Polacy "pokochali" niewielkie mieszkania. W ostatnich latach przybywa ofert na lokale wyjątkowo małe - mierzące od niespełna siedmiu do kilkunastu metrów kwadratowych. W jaki sposób deweloperom udaje się wprowadzić na rynek nieruchomości, których oficjalnie nie można nazwać mieszkaniem?
Te, zgodnie z przepisami wprowadzonymi w roku 2018, muszą mieć powierzchnię co najmniej 25 m.kw. Inwestorzy znaleźli jednak sposób, by oferować mniejsze "M". Oficjalnie są one lokalami użytkowymi, a nie mieszkalnymi. To pozwala na legalną sprzedaż, ale jest przyczyną zasadniczego problemu. Na tego typu lokal VAT jest wyższy. Wynosi aż 23 proc. zamiast standardowych ośmiu. Stąd ceny sięgające 15-18 tys. zł za metr.
Bartłomiej Kuźniar, koordynator projektów inwestycyjnych w firmie Saveinvest Sp. z o.o., cytowany przez portal Interia.pl, wymienia więcej komplikacji wynikających z prawnego statusu mikroapartamentu. - Każdy bank odmówi kredytowania, a przynajmniej nie udzieli kredytu hipotecznego kupującemu - wyjaśnia ekspert. Lokal użytkowy nie może być bowiem traktowany jak mieszkaniowy.
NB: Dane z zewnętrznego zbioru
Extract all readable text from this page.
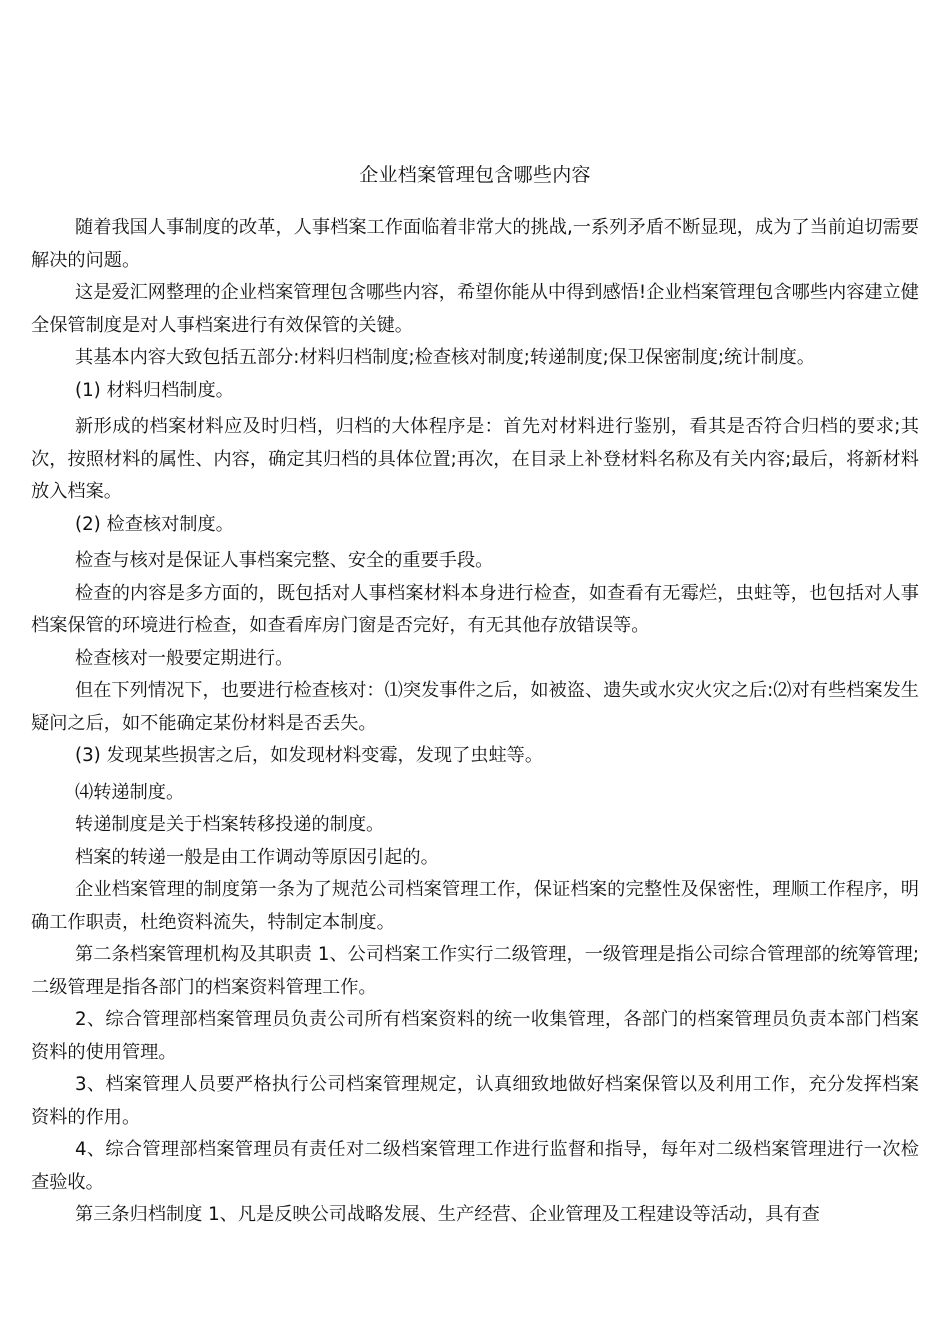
企业档案管理包含哪些内容

随着我国人事制度的改革，人事档案工作面临着非常大的挑战,一系列矛盾不断显现，成为了当前迫切需要解决的问题。

这是爱汇网整理的企业档案管理包含哪些内容，希望你能从中得到感悟!企业档案管理包含哪些内容建立健全保管制度是对人事档案进行有效保管的关键。

其基本内容大致包括五部分:材料归档制度;检查核对制度;转递制度;保卫保密制度;统计制度。

(1) 材料归档制度。

新形成的档案材料应及时归档，归档的大体程序是：首先对材料进行鉴别，看其是否符合归档的要求;其次，按照材料的属性、内容，确定其归档的具体位置;再次，在目录上补登材料名称及有关内容;最后，将新材料放入档案。

(2) 检查核对制度。

检查与核对是保证人事档案完整、安全的重要手段。

检查的内容是多方面的，既包括对人事档案材料本身进行检查，如查看有无霉烂，虫蛀等，也包括对人事档案保管的环境进行检查，如查看库房门窗是否完好，有无其他存放错误等。

检查核对一般要定期进行。

但在下列情况下，也要进行检查核对：⑴突发事件之后，如被盗、遗失或水灾火灾之后:⑵对有些档案发生疑问之后，如不能确定某份材料是否丢失。

(3) 发现某些损害之后，如发现材料变霉，发现了虫蛀等。

⑷转递制度。

转递制度是关于档案转移投递的制度。

档案的转递一般是由工作调动等原因引起的。

企业档案管理的制度第一条为了规范公司档案管理工作，保证档案的完整性及保密性，理顺工作程序，明确工作职责，杜绝资料流失，特制定本制度。

第二条档案管理机构及其职责 1、公司档案工作实行二级管理，一级管理是指公司综合管理部的统筹管理;二级管理是指各部门的档案资料管理工作。

2、综合管理部档案管理员负责公司所有档案资料的统一收集管理，各部门的档案管理员负责本部门档案资料的使用管理。

3、档案管理人员要严格执行公司档案管理规定，认真细致地做好档案保管以及利用工作，充分发挥档案资料的作用。

4、综合管理部档案管理员有责任对二级档案管理工作进行监督和指导，每年对二级档案管理进行一次检查验收。

第三条归档制度 1、凡是反映公司战略发展、生产经营、企业管理及工程建设等活动，具有查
Zdaniem eksperta kłopotliwe może być nawet osiągnięcie zysku z wynajmu mikromieszkania. - Ponownie trzeba będzie go obciążyć podatkiem VAT - wyjaśnia.
Marcin Jańczuk, ekspert Metrohouse, w rozmowie z Business Insiderem ocenił, kogo mikromieszkania mogą interesować. - To nie są mieszkania, które traktowałbym jako docelowe. Raczej nie wyobrażam sobie sytuacji, by mogła tam żyć rodzina. To propozycja dla singla, który traktuje mieszkanie jak hotel, a więc korzysta z możliwości, jakie daje duże miasto, większość dnia spędza w pracy - wyjaśnia ekspert.
>> Eleganckie i ciekawe kolekcje mebli znajdziesz na Abra Meble
I wyjaśnia, że deweloperzy w tego typu mieszkaniach często nie przewidują nawet miejsca na pralkę. Zakładają, że lokatorzy będą korzystać ze wspólnej pralni lub punktu usługowego na zewnątrz.
Regulacje, które od 2018 roku określają minimalną wielkość mieszkania, przyniosły więcej zmian. Część można uznać za korzystne dla projektantów. Pralka nie musi już bowiem znajdować się w łazience. Wcześniejsze przepisy nakazywały bowiem, by tylko w tym pomieszczeniu znajdował się odpływ.
Nowe regulacje pozwalają też na umieszczenie aneksu kuchennego w kawalerce. Wcześniej musiał znajdować się w oddzielnym pomieszczeniu. Zniesiono też wymóg minimalnych wymiarów pomieszczeń - wcześniej kuchnia w kawalerce musiała mieć co najmniej 1,8 m2. Dziś przepisy tej kwestii już nie regulują.